Research similarly suggests that a low-health-literacy approach that uses focused, simple, and straightforward messages benefits everyone. This type of approach involves the following:
 

Simple language

Teach-back techniques (“tell me you what your understanding is of what I just told you”)

Diagrams, handouts, and brochures written at a sixth-grade level.

Teaching that is limited to five to eight key messages per session, and reinforcement of these messages over time.

Promote self-efficacy

Self-efficacy is the confidence in one’s ability to perform certain health behaviors. It involves motivation as well as knowledge of the disease, the rationale for treatment, and the specific behaviors that are required for effective self-care.

Help patients understand “why it matters” – that diabetes raises the risk of macrosomia, shoulder dystocia, hypertension, long-term diabetes, and other adverse maternal and neonatal outcomes. Explain basic physiologic concepts and provide background information. This builds self-efficacy.

Do not issue recommendations for exercising and eating well without asking: How can I help you do this? What do you need to be able to eat healthy? Do you need an appointment with a nutritionist? Do you need to see a social worker?

Inquire about and help patients identify supportive family members or other “champions.” Look for ways to incorporate these support people into the patient’s care. At a minimum, encourage the patient to ask her support person to eat healthy with her and/or to understand her daily tasks so that this individual can offer reminders and be a source of support when she feels exhausted or overwhelmed.

If possible, facilitate some type of “diabetes buddy” program to offer peer support and help patients stay engaged in their care, or use group education sessions.

Piggyback on your patients’ own motivating factors. Research has shown that women are extraordinarily motivated to stop smoking during pregnancy because of the health of the fetus. This should extend as well to the difficult lifestyle changes required for diabetes self-care.

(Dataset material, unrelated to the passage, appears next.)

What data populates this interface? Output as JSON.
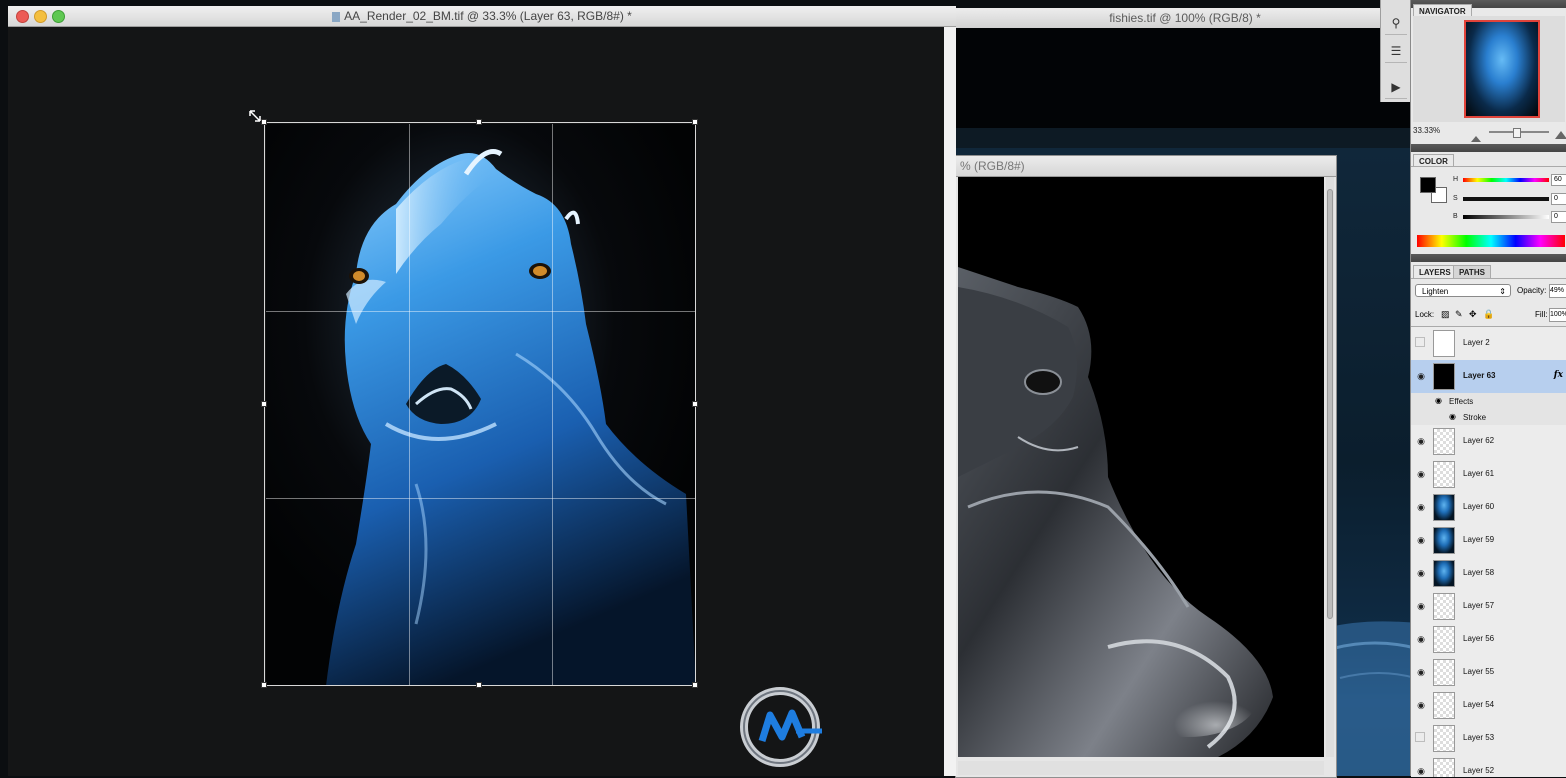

View pregnancy as a “golden opportunity” to promote healthy life changes that endure because of the often-extraordinary levels of motivation that women feel or can be encouraged to feel.

 

Facilitate access

The ability to attend frequent appointments and to juggle the logistics of transportation, child care, and time off work (all part of the burden of disease management) is a social determinant of health. It’s something we should ask about, and it is often something we can positively impact by modifying our practice hours and/or using telehealth or mobile health techniques.

We should also view access from a long-term perspective. No women should walk away from a pregnancy with gestational or pregestational diabetes without a plan for her continued care. For one, women with gestational diabetes must undergo postpartum glucose testing and must be attentive to their increased lifetime risks of developing type 2 diabetes. Women who already have type 2 diabetes also need ongoing medical care to control their disease postpartum. In addition, the risks of obesity – a condition that so often occurs with diabetes in pregnancy and predisposes women to earlier heart attacks, strokes, and other health problems – need to be monitored and hopefully mitigated.

Coordinating newborn and pediatric care with the mother’s subsequent primary care is optimal. Women often prioritize their babies’ health over their own health and they rarely miss pediatric appointments. Coordinating care through medical homes or other mechanisms may help women remain engaged and may lessen the gaps between obstetrical and subsequent primary care.

For me, facilitating doctor-to-doctor transitions sometimes entails picking up the phone or sending communication to a primary care doctor to say, for instance, “I’m worried about my patient’s lifetime risk of type 2 diabetes, and I’d like to hand off her care to you.” This is one of many small but meaningful steps we can take.
 

Dr. Yee is an assistant professor in the division of maternal-fetal medicine at Northwestern University, Chicago. She reported having no relevant financial disclosures.